Sukabumi – Peneliti Pusat Penelitian Biosistematika dan Evolusi Badan Riset dan Inovasi Nasional (BRIN), Wirdateti, menemukan tanda-tanda kehidupan pada harimau jawa yang sebelumnya dinyatakan punah sejak tahun 198-an.
Tanda-tanda kehidupan Harimau Jawa diketahui dengan ditemukannya bulu binatang di pagar antara taman umum dan jalan raya di Desa Cipeundeuy, Sukabumi Selatan, Jawa Barat.
Rambut tersebut ditemukan Kalih Raksasewa setelah adanya laporan dari Ripi Yanuar Fajar (warga setempat) yang menemukan hewan mirip harimau jawa yang dikabarkan punah pada malam 19 Agustus 2019, kata Teti. tekan. Dirilis pada Selasa, 26 Maret 2024.
Berdasarkan analisis DNA menyeluruh, Teti dan timnya menyimpulkan bahwa bulu yang ditemukan di Sukabumi Selatan berasal dari spesies Panthera tigris sondaica atau harimau jawa. Spesimen ini termasuk dalam kelompok Harimau Jawa yang sama yang dikumpulkan oleh Museum Zoologicum Bogoriense (MZB) pada tahun 1930.
Teti menjelaskan, keyakinan tersebut didukung dengan metode ilmiah lain yang telah dilakukan.
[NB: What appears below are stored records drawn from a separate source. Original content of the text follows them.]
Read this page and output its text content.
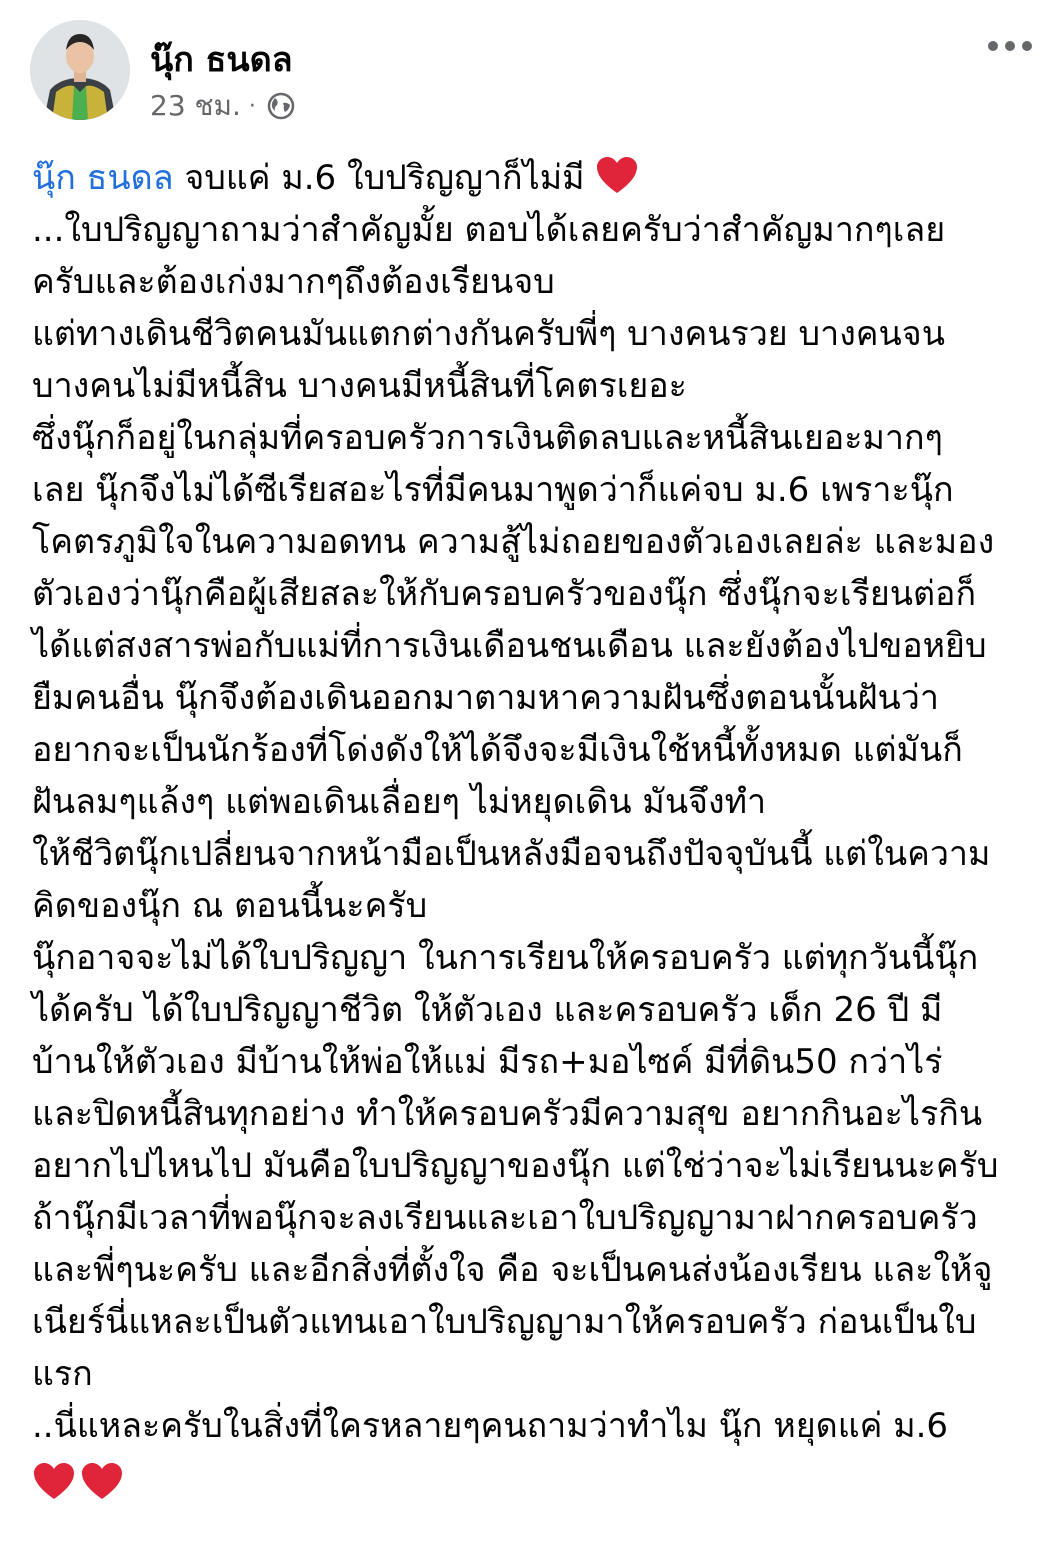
นุ๊ก ธนดล
23 ชม. ·
นุ๊ก ธนดล จบแค่ ม.6 ใบปริญญาก็ไม่มี
...ใบปริญญาถามว่าสำคัญมั้ย ตอบได้เลยครับว่าสำคัญมากๆเลย
ครับและต้องเก่งมากๆถึงต้องเรียนจบ
แต่ทางเดินชีวิตคนมันแตกต่างกันครับพี่ๆ บางคนรวย บางคนจน
บางคนไม่มีหนี้สิน บางคนมีหนี้สินที่โคตรเยอะ
ซึ่งนุ๊กก็อยู่ในกลุ่มที่ครอบครัวการเงินติดลบและหนี้สินเยอะมากๆ
เลย นุ๊กจึงไม่ได้ซีเรียสอะไรที่มีคนมาพูดว่าก็แค่จบ ม.6 เพราะนุ๊ก
โคตรภูมิใจในความอดทน ความสู้ไม่ถอยของตัวเองเลยล่ะ และมอง
ตัวเองว่านุ๊กคือผู้เสียสละให้กับครอบครัวของนุ๊ก ซึ่งนุ๊กจะเรียนต่อก็
ได้แต่สงสารพ่อกับแม่ที่การเงินเดือนชนเดือน และยังต้องไปขอหยิบ
ยืมคนอื่น นุ๊กจึงต้องเดินออกมาตามหาความฝันซึ่งตอนนั้นฝันว่า
อยากจะเป็นนักร้องที่โด่งดังให้ได้จึงจะมีเงินใช้หนี้ทั้งหมด แต่มันก็
ฝันลมๆแล้งๆ แต่พอเดินเลื่อยๆ ไม่หยุดเดิน มันจึงทำ
ให้ชีวิตนุ๊กเปลี่ยนจากหน้ามือเป็นหลังมือจนถึงปัจจุบันนี้ แต่ในความ
คิดของนุ๊ก ณ ตอนนี้นะครับ
นุ๊กอาจจะไม่ได้ใบปริญญา ในการเรียนให้ครอบครัว แต่ทุกวันนี้นุ๊ก
ได้ครับ ได้ใบปริญญาชีวิต ให้ตัวเอง และครอบครัว เด็ก 26 ปี มี
บ้านให้ตัวเอง มีบ้านให้พ่อให้แม่ มีรถ+มอไซค์ มีที่ดิน50 กว่าไร่
และปิดหนี้สินทุกอย่าง ทำให้ครอบครัวมีความสุข อยากกินอะไรกิน
อยากไปไหนไป มันคือใบปริญญาของนุ๊ก แต่ใช่ว่าจะไม่เรียนนะครับ
ถ้านุ๊กมีเวลาที่พอนุ๊กจะลงเรียนและเอาใบปริญญามาฝากครอบครัว
และพี่ๆนะครับ และอีกสิ่งที่ตั้งใจ คือ จะเป็นคนส่งน้องเรียน และให้จู
เนียร์นี่แหละเป็นตัวแทนเอาใบปริญญามาให้ครอบครัว ก่อนเป็นใบ
แรก
..นี่แหละครับในสิ่งที่ใครหลายๆคนถามว่าทำไม นุ๊ก หยุดแค่ ม.6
Selain rambut, bekas cakaran serupa dengan yang dihasilkan harimau juga ditemukan di lokasi tersebut.
Identifikasi awal Teti dan tim adalah dengan melakukan studi perbandingan sampel bulu harimau yang ditemukan di Sukabumi Selatan dengan sampel harimau Jawa koleksi MZB. Nantinya, beberapa jenis sampel harimau lainnya, seperti harimau Bengal, Amur, dan Sumatra, serta macan tutul jawa digunakan sebagai kontrol.
Hasil perbandingan sampel bulu Harimau Sukabumi menunjukkan kemiripan sebesar 97,06% dengan Harimau Sumatera dan 96,87% dengan Harimau Benggala. Sedangkan sampel Harimau Jawa koleksi MZB sebesar 98,23 kemiripan dengan Harimau Sumatera. harimau,” jelas Teti.
Untuk memperkuat pengamatannya, Teti dan tim juga melakukan wawancara mendalam dengan Ripi Yanuar Fajar yang melihat harimau tersebut. Wawancara dilakukan di lokasi pengambilan sampel rambut pada 15-19 Juni 2022.
Teti menjelaskan, analisis genetik DNA memiliki tingkat sensitivitas yang diperlukan untuk menjawab pertanyaan konservasi dan memperjelas ketidakpastian taksonomi. Kemudian merekonstruksi filogeografi dan demografi untuk mengeksplorasi latar belakang genetik subspesies tersebut.
Teti juga menambahkan, ekstraksi DNA secara lengkap dilakukan menggunakan kit Dneasy Blood & Tissue sesuai protokol. Protokolnya dimodifikasi dengan menambahkan protein, karena tingginya kandungan protein pada rambut.
Amplifikasi PCR dari semua sitokrom b mtDNA dilakukan dengan primer spesifik untuk harimau. “Selain itu, seluruh hasil sekuens nukleotida disimpan di BioEdit dan diserahkan ke GenBank,” jelas Teti.
“Referensi komplementer antara primer maju dan mundur diedit menggunakan Chromaspro. Semua dugaan sekuens nukleotida harimau Jawa dibandingkan dengan database sekuens National Center for Biological Information (NCBI). “Sekuensing DNA dilakukan menggunakan Clustal X, dan data dianalisis menggunakan MEGA ,’ tutupnya.
Temuan penelitian Teti dan timnya mengenai tanda-tanda vital harimau jawa disebut masih memerlukan penelitian genetik dan lapangan lebih lanjut.